With this configuration, the specific version of Kubeapps can be installed with:

kubectl create ns kubeapps
helm upgrade --install kubeapps bitnami/kubeapps --version=5.3.4 --namespace kubeapps --values ~/path/to/your/above/values.yaml

Note that I’ve just used a LoadBalancer service type for the Kubeapps frontend above as I’m happy to use the default AWS load balancer DNS address for this test environment, but for anything other than a test environment you’d be best using Ingress and a cert-manager-issued TLS cert. To use a LoadBalancer like this in AWS as a TLS endpoint, I needed to do a couple of extra steps in AWS which I’ll happily add to an appendix here as soon as someone asks :)

Last steps to enable your user access

Once you know the address that you’ll be using for your test Kubeapps setup, you’ll need to go back and update your OAuth2 client details in your identity provider, adding your callback URL as https://your.address.example.com/oauth2/callback.

You will also need to ensure that the user with which you will be logging in has appropriate RBAC in the cluster to be able to query the API server.
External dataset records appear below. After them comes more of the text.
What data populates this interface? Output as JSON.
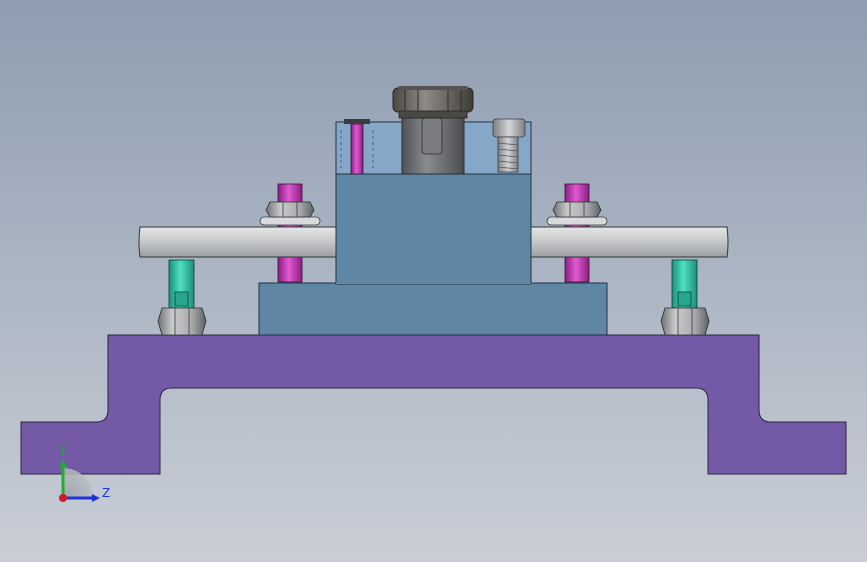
{
  "viewport": {
    "background_top": "#8e9db1",
    "background_bottom": "#c9ced6"
  },
  "triad": {
    "y_label": "Y",
    "z_label": "Z",
    "y_color": "#1fae2e",
    "z_color": "#1c36d6",
    "x_color": "#d0182a"
  },
  "colors": {
    "base_plate": "#7459a7",
    "riser_block": "#5f86a5",
    "top_block": "#86a8c8",
    "clamp_bar": "#c4c6c8",
    "magenta_post": "#c23bb3",
    "teal_post": "#2ec3a5",
    "hex_nut": "#a3a5a8",
    "knurled_nut": "#6b6762",
    "socket_screw": "#9ea1a6"
  }
}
kubectl create clusterrolebinding id-workload-test-rb --clusterrole cluster-admin --user [email protected]

With that, you should be able to login to Kubeapps on your TKG 1.3 workload cluster using that user and deploy some apps! Remember, if you have any issues, please take a look at the Debugging auth failures when using OIDC section of the documentation and if you’re stuck, drop in on the #kubeapps channel on Kubernetes slack.